Mercati Usa – Salgono trascinati dalle materie prime

Wall Street mantiene il tono positivo e sfrutta il forte rialzo indistinto di ieri di tutte le materie prime, sia industriali che agricole.

Il mattatore della giornata è ancora il Russell 2000 che sale di oltre un punto percentuale, trascinato dal massiccio ritorno sul mercato dei day trader che spingono al rialzo le piccole società.

Il Nasdaq è l’unico indice che chiude invariato appesantito da Apple, Amazon e Microsoft che arretrano di un punto percentuale.

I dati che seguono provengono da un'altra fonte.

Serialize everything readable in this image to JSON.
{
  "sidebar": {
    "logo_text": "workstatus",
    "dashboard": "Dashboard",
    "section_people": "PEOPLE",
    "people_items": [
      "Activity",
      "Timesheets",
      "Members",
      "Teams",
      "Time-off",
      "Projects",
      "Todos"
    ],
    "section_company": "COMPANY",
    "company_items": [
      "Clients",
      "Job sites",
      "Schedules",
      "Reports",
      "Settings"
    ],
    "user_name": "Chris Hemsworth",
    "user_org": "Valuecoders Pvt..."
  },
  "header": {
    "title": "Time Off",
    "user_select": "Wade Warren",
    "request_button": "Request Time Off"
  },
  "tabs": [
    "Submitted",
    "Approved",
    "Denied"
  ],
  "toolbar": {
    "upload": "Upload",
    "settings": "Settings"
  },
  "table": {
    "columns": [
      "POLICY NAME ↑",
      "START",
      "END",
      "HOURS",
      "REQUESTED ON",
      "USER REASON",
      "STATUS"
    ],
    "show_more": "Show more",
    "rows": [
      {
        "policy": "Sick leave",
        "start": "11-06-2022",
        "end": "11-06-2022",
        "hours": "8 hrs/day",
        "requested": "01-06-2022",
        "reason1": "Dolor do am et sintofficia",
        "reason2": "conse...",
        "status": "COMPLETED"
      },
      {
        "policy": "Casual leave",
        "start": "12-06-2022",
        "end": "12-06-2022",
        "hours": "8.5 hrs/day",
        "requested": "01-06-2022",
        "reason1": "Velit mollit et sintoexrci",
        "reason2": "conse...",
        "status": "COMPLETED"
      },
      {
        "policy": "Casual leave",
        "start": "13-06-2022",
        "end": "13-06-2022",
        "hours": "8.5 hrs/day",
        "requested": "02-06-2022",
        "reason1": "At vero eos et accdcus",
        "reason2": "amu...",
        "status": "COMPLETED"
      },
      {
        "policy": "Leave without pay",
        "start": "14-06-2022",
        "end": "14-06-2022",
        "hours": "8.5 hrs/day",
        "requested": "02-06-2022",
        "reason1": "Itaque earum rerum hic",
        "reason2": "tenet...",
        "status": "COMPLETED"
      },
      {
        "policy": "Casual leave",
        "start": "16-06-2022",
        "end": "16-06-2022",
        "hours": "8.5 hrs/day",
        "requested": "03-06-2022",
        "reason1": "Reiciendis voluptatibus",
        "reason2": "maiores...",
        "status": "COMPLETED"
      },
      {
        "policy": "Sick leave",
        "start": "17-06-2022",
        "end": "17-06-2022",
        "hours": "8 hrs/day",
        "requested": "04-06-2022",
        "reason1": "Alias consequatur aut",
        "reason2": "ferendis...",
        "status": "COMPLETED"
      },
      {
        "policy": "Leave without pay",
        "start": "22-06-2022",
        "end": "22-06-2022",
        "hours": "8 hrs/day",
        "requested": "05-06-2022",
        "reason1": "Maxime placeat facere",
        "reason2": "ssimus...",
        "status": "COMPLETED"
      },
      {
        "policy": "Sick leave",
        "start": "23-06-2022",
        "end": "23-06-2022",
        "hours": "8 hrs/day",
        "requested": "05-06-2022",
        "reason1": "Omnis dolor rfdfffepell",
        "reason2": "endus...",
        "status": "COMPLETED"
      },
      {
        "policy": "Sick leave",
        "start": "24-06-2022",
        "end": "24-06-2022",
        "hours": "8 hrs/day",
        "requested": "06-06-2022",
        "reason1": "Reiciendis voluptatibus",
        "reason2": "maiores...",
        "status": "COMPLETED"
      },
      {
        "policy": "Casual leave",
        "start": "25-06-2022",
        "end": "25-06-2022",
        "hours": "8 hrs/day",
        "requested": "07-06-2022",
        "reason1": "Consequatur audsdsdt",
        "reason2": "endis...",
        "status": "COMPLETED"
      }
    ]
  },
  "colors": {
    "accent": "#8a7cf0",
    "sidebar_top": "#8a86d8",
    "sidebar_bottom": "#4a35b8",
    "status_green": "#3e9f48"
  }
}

Non bastano i guadagni, di segno opposto e della stessa entità, di Tesla e di Facebook per spingere l’indice. Poco mosso anche lo S&P500 (+0,1%) mentre il Dow Jones avanza dello 0,4%, sfruttando la buona performance di Boeing (+3,5%)

VIX ancora in discesa del due per cento a 16,75.

Continua la risalita dei rendimenti obbligazionari, ieri in rialzo di quattro punti base sulla scadenza decennale al 1,61%.

Materie prime di nuovo in gran denaro con il rame che rimbalza di tre punti percentuali e il petrolio che guadagna l’uno per cento avvicinandosi a quota 67 dollari al barile, livello che supera nella mattinata asiatica (+0,5%).

Volano le materie prime agricole con il frumento che rimbalza del quattro e mezzo per cento ed il mais del sei. Bene anche lo zucchero (+2%).

Faticano invece i due principali metalli preziosi – oro ed argento – che non riescono a superare da giorni le rispettive resistenze tecniche. In recupero invece il palladio (+2%).

Sul mercato valutario, dollaro fermo a 1,22 nei confronti della moneta unica.